A Bottle Scavenger by Choice Is Killed by a Hit-Run Driver
By MATHEW R. WARREN and AL BAKER
Published: April 8, 2009
In the mornings, Virginia Montalvo threw her 71-year-old body behind a shopping cart and thrust it out onto the streets of Woodhaven, Queens, where she filled it with the neighborhood’s emptied bottles and cans. At night, she did it again.
The New Yorkers who scavenge recyclables for the nickel deposit normally do not have much farther to fall, but those who knew Ms. Montalvo said she did not need the money. She was married, lived in a home owned by a daughter and had seven children with the means to support her.
Her reason was simple, said Esteban Cobos, 44, her son-in-law: “She went and did her collections to keep herself busy, so as not to be bored sitting at home.”
At 10:24 p.m. Monday, Ms. Montalvo was pushing a full cart across Jamaica Avenue just east of 98th Street when a van traveling east hit her, the police said. The van kept going; paramedics took Ms. Montalvo to Jamaica Hospital Medical Center, where she was pronounced dead at 1:15 a.m.
Detectives interviewed several people who saw the accident, which left bags of bottles and cans strewn on Jamaica Avenue under the elevated tracks of the J and Z trains. Investigators believe the van might have been speeding, but they had not found any videotape from a nearby store showing the impact. The vehicle, possibly a dark blue or gray cargo van, had not been located as of Tuesday afternoon.
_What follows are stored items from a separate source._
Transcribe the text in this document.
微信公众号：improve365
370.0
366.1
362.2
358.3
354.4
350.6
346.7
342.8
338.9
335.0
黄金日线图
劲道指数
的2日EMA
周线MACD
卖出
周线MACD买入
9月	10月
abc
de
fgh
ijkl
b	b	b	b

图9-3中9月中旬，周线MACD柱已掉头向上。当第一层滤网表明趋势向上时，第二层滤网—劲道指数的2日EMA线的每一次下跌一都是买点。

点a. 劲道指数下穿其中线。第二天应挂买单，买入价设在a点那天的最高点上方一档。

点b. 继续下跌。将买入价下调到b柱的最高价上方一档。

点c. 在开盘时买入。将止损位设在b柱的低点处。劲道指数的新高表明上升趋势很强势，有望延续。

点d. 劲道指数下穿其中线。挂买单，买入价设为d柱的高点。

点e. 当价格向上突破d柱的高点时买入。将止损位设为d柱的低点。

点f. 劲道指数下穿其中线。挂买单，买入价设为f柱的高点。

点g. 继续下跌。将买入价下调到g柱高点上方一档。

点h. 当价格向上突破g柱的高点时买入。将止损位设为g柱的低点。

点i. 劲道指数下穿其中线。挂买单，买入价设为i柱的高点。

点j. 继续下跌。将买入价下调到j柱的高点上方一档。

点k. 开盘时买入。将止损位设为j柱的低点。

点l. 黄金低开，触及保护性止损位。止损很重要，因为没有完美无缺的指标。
The police asked any other witnesses to call 1-800-577-TIPS.
In addition to her seven children Mr. Cobos said, Ms. Montalvo had at least 10 grandchildren. She came to the United States from Peru about six years ago, he said, and was thinking of traveling back there in June.
One of Ms. Montalvo’s shopping carts was chained outside her home on 96th Street, about two blocks from where she died. Mr. Cobos said that Ms. Montalvo’s husband sometimes went with her on her collections.
She would redeem her cans and bottles at neighborhood Key Food or C-Town supermarkets. It was not clear where she was headed when she was hit; she was by the C-Town but crossing to the other side of the Avenue.
A neighbor, Virginia Chavez, said Ms. Montalvo often visited the convenience store where Ms. Chavez’s husband worked and talked about Peru. “She was from my country,” Ms. Chavez said. “What a pity.”
Miguelina Ramos, owner of Miguelina’s Beauty Salon, a few doors down from Ms. Montalvo’s house, said, “I saw her every day, in the morning and at night,” she said. “She would pass with her cart. For her, it was a job.”
This makes me so very sad. She was keeping herself busy and cleaning up her community in the process. My heart goes out to Mrs. Montalvo's family.